Reflecting on industry changes

How the industry has changed in past decade

Posted by Jason Sanchez on Apr 12, 2018

HALF MOON BAY – Eddie Andreini has several job openings at his Half Moon Bay ready-mix and building materials business, with positions varied from sales to operations.

Commercial truck drivers are especially needed.

More often than not these days the openings go unfilled, a problem many other business owners in construction face.

“I’ve got three trucks sitting right there with no one to drive,” Eddie, 54, said. “We’re always short-handed.”

A problem felt throughout construction is the increasing difficulty of finding people to answer the help wanted call.

Eddie frequently posts openings on Craigslist and other job boards only to hear nothing in return.

An experienced businessman and construction expert, he’s willing to train the right person.

Even that’s not enough of a draw to attract new people to meet the rising demand of construction materials and services.

Among the biggest changes he’s seen since joining the company his father, Eddie Sr., started in 1973 is the sheer lack of people interested in joining the blue collar workforce.

“There’s no young guys coming into the industry,” Eddie said. “They just want to create an app.”

Construction veterans are retiring in droves yet a much smaller number are following behind, positioned to take over.
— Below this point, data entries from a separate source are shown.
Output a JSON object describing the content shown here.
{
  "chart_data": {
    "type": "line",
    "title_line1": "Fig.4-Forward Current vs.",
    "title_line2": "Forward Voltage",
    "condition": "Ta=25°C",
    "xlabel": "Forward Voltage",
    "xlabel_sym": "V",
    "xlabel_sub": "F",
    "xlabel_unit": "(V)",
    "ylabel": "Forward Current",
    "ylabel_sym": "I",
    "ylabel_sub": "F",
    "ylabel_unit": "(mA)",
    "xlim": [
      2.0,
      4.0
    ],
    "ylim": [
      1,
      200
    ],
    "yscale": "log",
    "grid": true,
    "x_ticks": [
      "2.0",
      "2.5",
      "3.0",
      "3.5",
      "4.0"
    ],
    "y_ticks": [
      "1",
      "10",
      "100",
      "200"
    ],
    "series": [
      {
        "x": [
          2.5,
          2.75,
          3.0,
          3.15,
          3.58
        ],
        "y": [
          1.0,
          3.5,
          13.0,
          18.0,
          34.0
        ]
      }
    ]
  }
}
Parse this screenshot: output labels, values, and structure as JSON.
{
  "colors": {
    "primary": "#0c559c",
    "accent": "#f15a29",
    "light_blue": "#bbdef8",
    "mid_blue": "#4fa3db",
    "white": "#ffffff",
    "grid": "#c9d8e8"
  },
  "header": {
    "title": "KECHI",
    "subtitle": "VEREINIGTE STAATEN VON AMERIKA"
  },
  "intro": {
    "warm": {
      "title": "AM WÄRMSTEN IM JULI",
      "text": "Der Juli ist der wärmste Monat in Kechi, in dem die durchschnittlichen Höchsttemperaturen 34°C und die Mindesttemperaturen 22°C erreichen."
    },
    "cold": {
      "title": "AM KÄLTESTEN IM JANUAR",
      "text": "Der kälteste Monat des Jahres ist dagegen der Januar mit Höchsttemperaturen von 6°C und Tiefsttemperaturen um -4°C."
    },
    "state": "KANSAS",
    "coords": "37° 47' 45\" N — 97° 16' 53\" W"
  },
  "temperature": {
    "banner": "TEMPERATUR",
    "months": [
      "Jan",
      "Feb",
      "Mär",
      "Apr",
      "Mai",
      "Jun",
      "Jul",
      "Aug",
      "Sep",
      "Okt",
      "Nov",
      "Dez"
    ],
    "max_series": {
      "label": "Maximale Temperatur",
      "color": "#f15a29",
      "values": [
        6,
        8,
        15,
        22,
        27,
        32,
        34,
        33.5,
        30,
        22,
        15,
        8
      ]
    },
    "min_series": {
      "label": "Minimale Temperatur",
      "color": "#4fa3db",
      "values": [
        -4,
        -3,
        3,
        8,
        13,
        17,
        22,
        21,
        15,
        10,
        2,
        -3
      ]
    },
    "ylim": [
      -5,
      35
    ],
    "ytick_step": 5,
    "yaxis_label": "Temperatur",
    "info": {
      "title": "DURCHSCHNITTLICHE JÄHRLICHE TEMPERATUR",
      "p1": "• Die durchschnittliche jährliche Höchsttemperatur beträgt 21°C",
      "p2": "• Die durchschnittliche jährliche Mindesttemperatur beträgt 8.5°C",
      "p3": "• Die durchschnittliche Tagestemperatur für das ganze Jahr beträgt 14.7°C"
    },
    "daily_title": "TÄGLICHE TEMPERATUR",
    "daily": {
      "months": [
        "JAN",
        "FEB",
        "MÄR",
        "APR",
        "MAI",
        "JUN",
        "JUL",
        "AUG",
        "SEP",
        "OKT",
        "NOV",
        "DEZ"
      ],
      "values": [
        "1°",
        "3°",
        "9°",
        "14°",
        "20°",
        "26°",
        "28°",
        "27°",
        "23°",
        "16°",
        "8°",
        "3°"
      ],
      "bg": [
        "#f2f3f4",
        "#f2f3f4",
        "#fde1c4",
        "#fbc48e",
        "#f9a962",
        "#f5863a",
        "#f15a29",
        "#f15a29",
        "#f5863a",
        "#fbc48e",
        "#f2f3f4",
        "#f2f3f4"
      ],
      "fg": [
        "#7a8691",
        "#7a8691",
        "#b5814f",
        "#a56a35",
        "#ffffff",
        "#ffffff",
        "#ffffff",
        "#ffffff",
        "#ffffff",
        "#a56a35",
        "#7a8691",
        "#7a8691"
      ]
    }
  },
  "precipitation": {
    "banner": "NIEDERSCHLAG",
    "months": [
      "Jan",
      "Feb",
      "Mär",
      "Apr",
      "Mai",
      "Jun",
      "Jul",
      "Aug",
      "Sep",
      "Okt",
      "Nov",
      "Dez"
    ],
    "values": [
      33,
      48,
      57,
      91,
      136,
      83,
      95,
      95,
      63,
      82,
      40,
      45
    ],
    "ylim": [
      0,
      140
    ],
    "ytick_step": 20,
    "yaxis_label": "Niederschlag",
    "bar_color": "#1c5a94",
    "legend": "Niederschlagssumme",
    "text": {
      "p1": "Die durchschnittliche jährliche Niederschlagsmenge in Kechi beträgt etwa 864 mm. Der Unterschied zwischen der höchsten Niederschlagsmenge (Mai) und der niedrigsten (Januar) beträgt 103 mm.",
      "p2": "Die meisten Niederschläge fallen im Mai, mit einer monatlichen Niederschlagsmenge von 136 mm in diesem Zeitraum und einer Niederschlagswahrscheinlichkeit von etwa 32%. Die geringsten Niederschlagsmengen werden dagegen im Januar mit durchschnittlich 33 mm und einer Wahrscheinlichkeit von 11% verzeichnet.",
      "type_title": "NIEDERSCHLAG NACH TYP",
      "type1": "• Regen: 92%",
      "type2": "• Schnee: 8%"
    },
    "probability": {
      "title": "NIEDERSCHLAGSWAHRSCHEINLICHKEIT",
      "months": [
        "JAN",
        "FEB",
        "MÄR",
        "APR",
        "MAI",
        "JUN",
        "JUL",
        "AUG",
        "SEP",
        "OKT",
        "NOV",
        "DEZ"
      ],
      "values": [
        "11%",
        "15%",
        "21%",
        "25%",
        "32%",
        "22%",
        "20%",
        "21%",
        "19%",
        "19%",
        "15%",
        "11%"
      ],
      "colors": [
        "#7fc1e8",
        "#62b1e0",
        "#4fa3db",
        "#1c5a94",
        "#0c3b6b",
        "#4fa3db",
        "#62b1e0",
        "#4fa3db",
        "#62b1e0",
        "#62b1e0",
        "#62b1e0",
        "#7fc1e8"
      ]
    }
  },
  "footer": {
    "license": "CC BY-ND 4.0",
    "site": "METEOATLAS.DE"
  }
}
For Half Moon Bay Building Materials, that means Eddie and his team are working long hours and Eddie often steps in to dispatch concrete or run the ready-mix plant himself.

Not that he’s bothered by being in the thick of day-to-day operations. After all, he’s worked this way since joining the family business after graduating from Half Moon Bay High School in 1983 – always hands-on and part of the crews.

The small company has had to be nimble to stay alive, and never more so than during the Great Recession, which is still fresh in everyone’s minds.

With business on the coast catching up from the recession, Half Moon Bay Building Materials has made a beeline for San Francisco, where there’s steady demand for concrete from small residential contractors retrofitting the foundations of older homes in the city.

Work in San Francisco has the concrete plant booked two and three weeks out.

The coast has seen a surge in construction jobs amid pockets of small, but wealthy areas where technology leaders have discovered they can get away from it all in a short drive from the heart of Silicon Valley.

They’re buying cattle ranches and throwing money at fixing up properties and building new barns and other residential infrastructure.

Half Moon Bay Building Materials has benefited from Silicon Valley’s discovery of the coastal treasure as the new generation of landowners want the best in construction and are willing to pay top dollar for it.

Eddie credits the repeat business he’s seen from the tech giants to his team’s customer service.

“We pride ourselves on our service,” he said. “That’s the difference between us and the next guy.”

Eddie spends a lot of his time outside of work in the air.

In addition to construction, he’s been a licensed pilot since age 15.

The love of flying is one passion that keeps him grounded, and he’ll occasionally take a break from a stressful day to visit the hangar where he keeps his four planes, including the famed World War II P-51 Mustang and Russian-built Yak-9 of the same era.

Eddie and his high school sweetheart Sandy have been married since 1988. They have two daughters and a son.